In Jennings' case, the one-year qualifying offer from the Bucks will be worth about $4.53MM. So not only would accepting that QO mean postponing his free agency a year and risking a drop in his stock, but he'd be passing up the opportunity to earn an eight-digit salary immediately in 2013/14. Maybe he'd be able to make up that money later in his career, but NBA stars typically don't make a habit of giving up $5MM+ in salary in their age-24 seasons. As such, I don't expect Jennings to sign that one-year qualifying offer.
If we assume Jennings will be seeking long-term offers, it's worth exploring how big those offers might be. There's been a debate recently about whether Wizards guard John Wall deserves a maximum-salary contract, or whether he's worth such a deal, and the same argument could be had about Jennings. The Bucks guard is averaging 18.3 PPG and 6.8 APG this season, with a .403 FG% and a 16.7 PER, numbers that are good but not elite. Jennings doesn't stack up particularly favorably to players like Ty Lawson and Stephen Curry, who signed four-year extensions for between $40-50MM last October. So if we're debating whether Jennings "deserves" the max, which figures to be $60MM+ for four years or $80MM+ for five years, the answer is probably no.
Still, as The Wire's Snoop once said, "deserve got nothin' to do with it." In free agency, a player's stats and his potential play a part in his price, but there are a number of other factors involved as well. For the Bucks or another team, overpaying Jennings may be worthwhile if the club has a glaring need and believes there aren't many appealing alternatives out there.

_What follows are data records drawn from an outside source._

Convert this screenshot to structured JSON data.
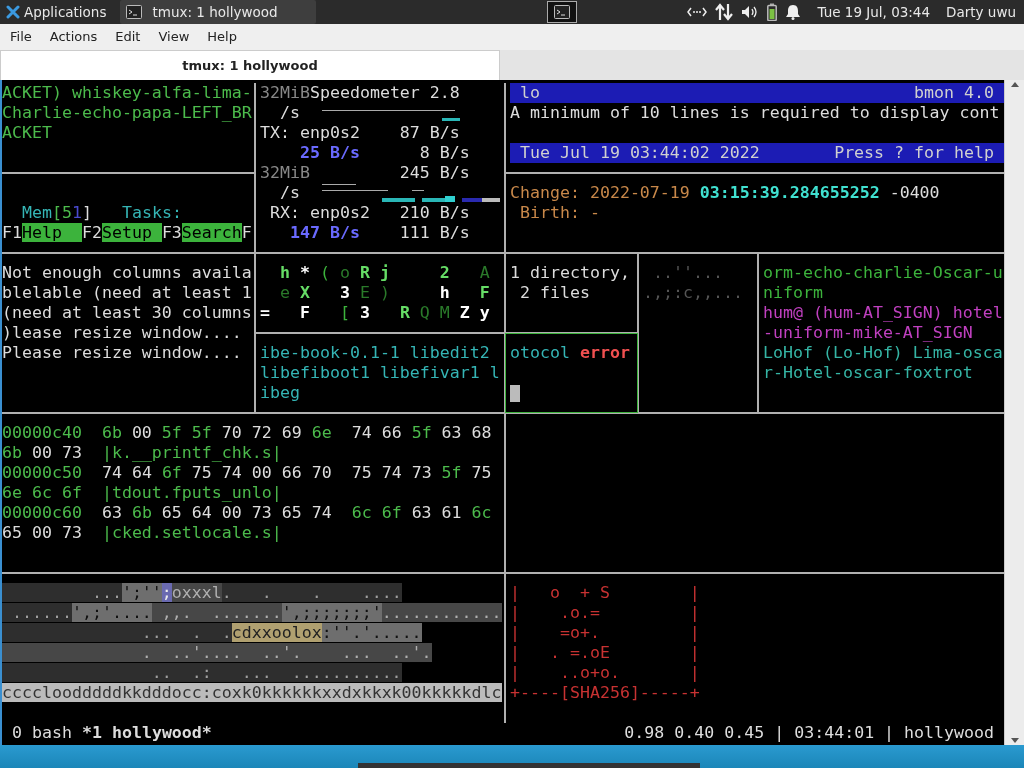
{
  "panel": {
    "apps_label": "Applications",
    "tasks": [
      {
        "title": "tmux: 1 hollywood",
        "selected": true
      }
    ],
    "clock": "Tue 19 Jul, 03:44",
    "user": "Darty uwu"
  },
  "menu": [
    "File",
    "Actions",
    "Edit",
    "View",
    "Help"
  ],
  "tabs": [
    {
      "label": "tmux: 1 hollywood",
      "selected": true
    }
  ],
  "panes": [
    {
      "kind": "text",
      "active": false,
      "color": "#4cbb4c",
      "lines": [
        [
          {
            "text": "ACKET) whiskey-alfa-lima-"
          }
        ],
        [
          {
            "text": "Charlie-echo-papa-LEFT_BR"
          }
        ],
        [
          {
            "text": "ACKET"
          }
        ]
      ]
    },
    {
      "kind": "text",
      "active": false,
      "color": "#dddddd",
      "lines": [
        {
          "kind": "blank"
        },
        [
          {
            "text": "  Mem",
            "color": "#35b5b5"
          },
          {
            "text": "[",
            "color": "#4cbb4c"
          },
          {
            "text": "5",
            "color": "#4cbb4c"
          },
          {
            "text": "1",
            "color": "#4a4ad0"
          },
          {
            "text": "]",
            "color": "#dddddd"
          },
          {
            "text": "   Tasks:",
            "color": "#35b5b5"
          }
        ],
        [
          {
            "text": "F1"
          },
          {
            "text": "Help  ",
            "kind": "key"
          },
          {
            "text": "F2"
          },
          {
            "text": "Setup ",
            "kind": "key"
          },
          {
            "text": "F3"
          },
          {
            "text": "Search",
            "kind": "key"
          },
          {
            "text": "F"
          }
        ]
      ]
    },
    {
      "kind": "graph",
      "active": false,
      "color": "#dddddd",
      "lines": [
        [
          {
            "text": "32MiB",
            "color": "#888888"
          },
          {
            "text": "Speedometer 2.8"
          }
        ],
        [
          {
            "text": "  /s"
          }
        ],
        [
          {
            "text": "TX: enp0s2    87 B/s"
          }
        ],
        [
          {
            "text": "    25 B/s",
            "color": "#6a6aff",
            "bold": true
          },
          {
            "text": "      8 B/s"
          }
        ],
        [
          {
            "text": "32MiB",
            "color": "#888888"
          },
          {
            "text": "         245 B/s"
          }
        ],
        [
          {
            "text": "  /s"
          }
        ],
        [
          {
            "text": " RX: enp0s2   210 B/s"
          }
        ],
        [
          {
            "text": "   147 B/s",
            "color": "#6a6aff",
            "bold": true
          },
          {
            "text": "    111 B/s"
          }
        ]
      ]
    },
    {
      "kind": "text",
      "active": false,
      "color": "#dddddd",
      "lines": [
        {
          "kind": "bar",
          "left": "lo",
          "right": "bmon 4.0"
        },
        [
          {
            "text": "A minimum of 10 lines is required to display cont"
          }
        ],
        {
          "kind": "blank"
        },
        {
          "kind": "bar",
          "left": "Tue Jul 19 03:44:02 2022",
          "right": "Press ? for help"
        }
      ]
    },
    {
      "kind": "text",
      "active": false,
      "color": "#c8884a",
      "lines": [
        [
          {
            "text": "Change: 2022-07-19 "
          },
          {
            "text": "03:15:39.284655252",
            "color": "#40e0d0",
            "bold": true
          },
          {
            "text": " -0400",
            "color": "#dddddd"
          }
        ],
        [
          {
            "text": " Birth: -"
          }
        ]
      ]
    },
    {
      "kind": "text",
      "active": false,
      "color": "#dddddd",
      "lines": [
        [
          {
            "text": "Not enough columns availa"
          }
        ],
        [
          {
            "text": "blelable (need at least 1"
          }
        ],
        [
          {
            "text": "(need at least 30 columns"
          }
        ],
        [
          {
            "text": ")lease resize window...."
          }
        ],
        [
          {
            "text": "Please resize window...."
          }
        ]
      ]
    },
    {
      "kind": "text",
      "active": false,
      "color": "#3cb33c",
      "lines": [
        [
          {
            "text": "  h",
            "color": "#66dd66",
            "bold": true
          },
          {
            "text": " *",
            "color": "#ffffff",
            "bold": true
          },
          {
            "text": " (",
            "color": "#3cb33c"
          },
          {
            "text": " o",
            "color": "#2a7a2a"
          },
          {
            "text": " R",
            "color": "#66dd66",
            "bold": true
          },
          {
            "text": " j",
            "color": "#66dd66",
            "bold": true
          },
          {
            "text": "     2",
            "color": "#66dd66",
            "bold": true
          },
          {
            "text": "   A",
            "color": "#2a7a2a"
          }
        ],
        [
          {
            "text": "  e",
            "color": "#2a7a2a"
          },
          {
            "text": " X",
            "color": "#66dd66",
            "bold": true
          },
          {
            "text": "   3",
            "color": "#ffffff",
            "bold": true
          },
          {
            "text": " E )",
            "color": "#2a7a2a"
          },
          {
            "text": "     h",
            "color": "#ffffff",
            "bold": true
          },
          {
            "text": "   F",
            "color": "#66dd66",
            "bold": true
          }
        ],
        [
          {
            "text": "=   F",
            "color": "#ffffff",
            "bold": true
          },
          {
            "text": "   [",
            "color": "#3cb33c"
          },
          {
            "text": " 3",
            "color": "#ffffff",
            "bold": true
          },
          {
            "text": "   R",
            "color": "#66dd66",
            "bold": true
          },
          {
            "text": " Q M",
            "color": "#2a7a2a"
          },
          {
            "text": " Z y",
            "color": "#ffffff",
            "bold": true
          }
        ]
      ]
    },
    {
      "kind": "text",
      "active": false,
      "color": "#35b5b5",
      "lines": [
        [
          {
            "text": "ibe-book-0.1-1 libedit2"
          }
        ],
        [
          {
            "text": "libefiboot1 libefivar1 l"
          }
        ],
        [
          {
            "text": "ibeg"
          }
        ]
      ]
    },
    {
      "kind": "text",
      "active": false,
      "color": "#dddddd",
      "lines": [
        [
          {
            "text": "1 directory,"
          }
        ],
        [
          {
            "text": " 2 files"
          }
        ]
      ]
    },
    {
      "kind": "text",
      "active": true,
      "color": "#35b5b5",
      "lines": [
        [
          {
            "text": "otocol "
          },
          {
            "text": "error",
            "color": "#f05050",
            "bold": true
          }
        ],
        {
          "kind": "blank"
        },
        {
          "kind": "cursor"
        }
      ]
    },
    {
      "kind": "text",
      "active": false,
      "color": "#555555",
      "lines": [
        [
          {
            "text": " ..''..."
          }
        ],
        [
          {
            "text": ".,;:c,,..."
          }
        ]
      ]
    },
    {
      "kind": "text",
      "active": false,
      "color": "#3cb33c",
      "lines": [
        [
          {
            "text": "orm-echo-charlie-Oscar-u"
          }
        ],
        [
          {
            "text": "niform"
          }
        ],
        [
          {
            "text": "hum@ (hum-AT_SIGN) hotel",
            "color": "#c040c0"
          }
        ],
        [
          {
            "text": "-uniform-mike-AT_SIGN",
            "color": "#c040c0"
          }
        ],
        [
          {
            "text": "LoHof (Lo-Hof) Lima-osca",
            "color": "#35b5a5"
          }
        ],
        [
          {
            "text": "r-Hotel-oscar-foxtrot",
            "color": "#35b5a5"
          }
        ]
      ]
    },
    {
      "kind": "text",
      "active": false,
      "color": "#dddddd",
      "lines": [
        [
          {
            "text": "00000c40  6b",
            "color": "#4cbb4c"
          },
          {
            "text": " 00 "
          },
          {
            "text": "5f 5f",
            "color": "#4cbb4c"
          },
          {
            "text": " 70 72 69 "
          },
          {
            "text": "6e",
            "color": "#4cbb4c"
          },
          {
            "text": "  74 66 "
          },
          {
            "text": "5f",
            "color": "#4cbb4c"
          },
          {
            "text": " 63 68"
          }
        ],
        [
          {
            "text": "6b",
            "color": "#4cbb4c"
          },
          {
            "text": " 00 73  "
          },
          {
            "text": "|k.__printf_chk.s|",
            "color": "#4cbb4c"
          }
        ],
        [
          {
            "text": "00000c50",
            "color": "#4cbb4c"
          },
          {
            "text": "  74 64 "
          },
          {
            "text": "6f",
            "color": "#4cbb4c"
          },
          {
            "text": " 75 74 00 66 70  75 74 73 "
          },
          {
            "text": "5f",
            "color": "#4cbb4c"
          },
          {
            "text": " 75"
          }
        ],
        [
          {
            "text": "6e 6c 6f  |tdout.fputs_unlo|",
            "color": "#4cbb4c"
          }
        ],
        [
          {
            "text": "00000c60",
            "color": "#4cbb4c"
          },
          {
            "text": "  63 "
          },
          {
            "text": "6b",
            "color": "#4cbb4c"
          },
          {
            "text": " 65 64 00 73 65 74  "
          },
          {
            "text": "6c 6f",
            "color": "#4cbb4c"
          },
          {
            "text": " 63 61 "
          },
          {
            "text": "6c",
            "color": "#4cbb4c"
          }
        ],
        [
          {
            "text": "65 00 73  "
          },
          {
            "text": "|cked.setlocale.s|",
            "color": "#4cbb4c"
          }
        ]
      ]
    },
    {
      "kind": "text",
      "active": false,
      "color": "#a0a0a0",
      "lines": [
        [
          {
            "text": "         ...",
            "kind": "dim"
          },
          {
            "text": "';''",
            "kind": "bright"
          },
          {
            "text": ";",
            "kind": "accent"
          },
          {
            "text": "oxxxl",
            "kind": "mid"
          },
          {
            "text": ".   .    .    ....",
            "kind": "dim"
          }
        ],
        [
          {
            "text": " ......",
            "kind": "dim"
          },
          {
            "text": "',;'....",
            "kind": "bright"
          },
          {
            "text": " ,,.  .......",
            "kind": "mid"
          },
          {
            "text": "',;;;;;;;'",
            "kind": "bright"
          },
          {
            "text": "............",
            "kind": "mid"
          }
        ],
        [
          {
            "text": "              ...  .  .",
            "kind": "dim"
          },
          {
            "text": "cdxxoolox",
            "kind": "warm"
          },
          {
            "text": ":''.'.....",
            "kind": "bright"
          }
        ],
        [
          {
            "text": "              .  ..'....  ..'.    ...  ..'.",
            "kind": "mid"
          }
        ],
        [
          {
            "text": "               ..  .:   ...  ...........",
            "kind": "dim"
          }
        ],
        [
          {
            "text": "ccccloodddddkkdddocc:coxk0kkkkkkxxdxkkxk00kkkkkdlc",
            "kind": "light"
          }
        ]
      ]
    },
    {
      "kind": "text",
      "active": false,
      "color": "#c83232",
      "lines": [
        [
          {
            "text": "|   o  + S        |"
          }
        ],
        [
          {
            "text": "|    .o.=         |"
          }
        ],
        [
          {
            "text": "|    =o+.         |"
          }
        ],
        [
          {
            "text": "|   . =.oE        |"
          }
        ],
        [
          {
            "text": "|    ..o+o.       |"
          }
        ],
        [
          {
            "text": "+----[SHA256]-----+"
          }
        ]
      ]
    }
  ],
  "status_bar": {
    "windows": [
      {
        "label": "0 bash",
        "selected": false
      },
      {
        "label": "*1 hollywood*",
        "selected": true
      }
    ],
    "info": "0.98 0.40 0.45 | 03:44:01 | hollywood"
  }
}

When Eric Gordon signed a max-salary offer sheet with the Suns last summer, an offer that was eventually matched by the Hornets, I would have argued that he wasn't necessarily "worth" the max. But there were at least two teams with the space and the willingness to pay that price. When Jennings hits free agency, there will be plenty of teams with the space, and it only takes one desperate club to make a big offer, which would leave the Bucks with a big decision. That's not to say I believe Jennings will definitely earn a maximum offer this July, but I'll be surprised if he doesn't sign a contract worth more than either Curry's or Lawson's deal, simply because he'll have multiple potential bidders in the mix, giving him leverage.
Who might those bidders be? I'd certainly expect the Bucks to be a primary player, though the club may simply wait for Jennings to sign an offer sheet elsewhere, then decide whether to match it, rather than negotiating directly with him. There's been reported mutual interest between Jennings and the Mavs, a team that will have the cap space to make him a big offer. The Jazz are also seeking a long-term solution at point guard, though I would guess they'd probably prefer a player who would be a facilitator first and a scorer second. The Hawks and Pistons are among the other teams expected to have a huge amount of cap space and a hole or two in the backcourt.

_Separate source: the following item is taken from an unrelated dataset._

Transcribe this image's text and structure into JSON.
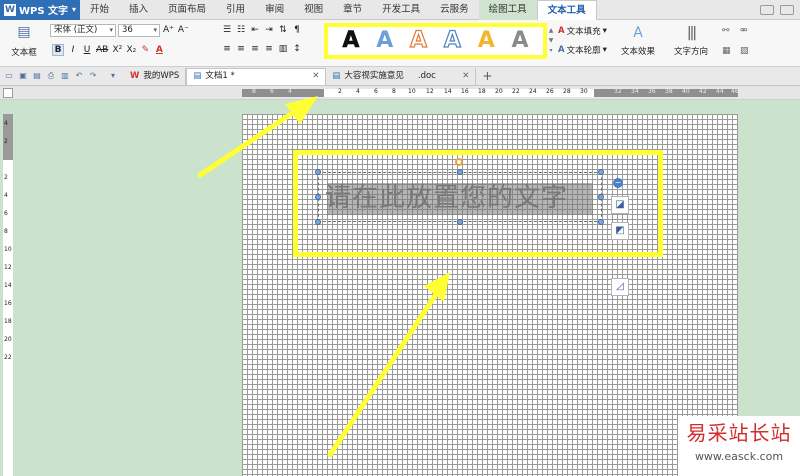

Given the extensions signed by other fourth-year players last October, four years and $40MM sounds like a reasonable price for Jennings, but now that he's headed for the open market, I expect that price to rise. By the time the dust clears in July, I could see Jennings landing a four-year deal worth north of $50MM, and I think the Bucks are the best bet to end up with him. Maybe Jennings surprises us by accepting a one-year qualifying offer with an eye toward escaping Milwaukee in 2014, or maybe the Bucks surprise us by letting Jennings walk to a rival suitor. But a long-term contract between the two sides makes the most sense to me, since it would give Jennings financial security and would allow the Bucks to hang on to one of their most valuable assets.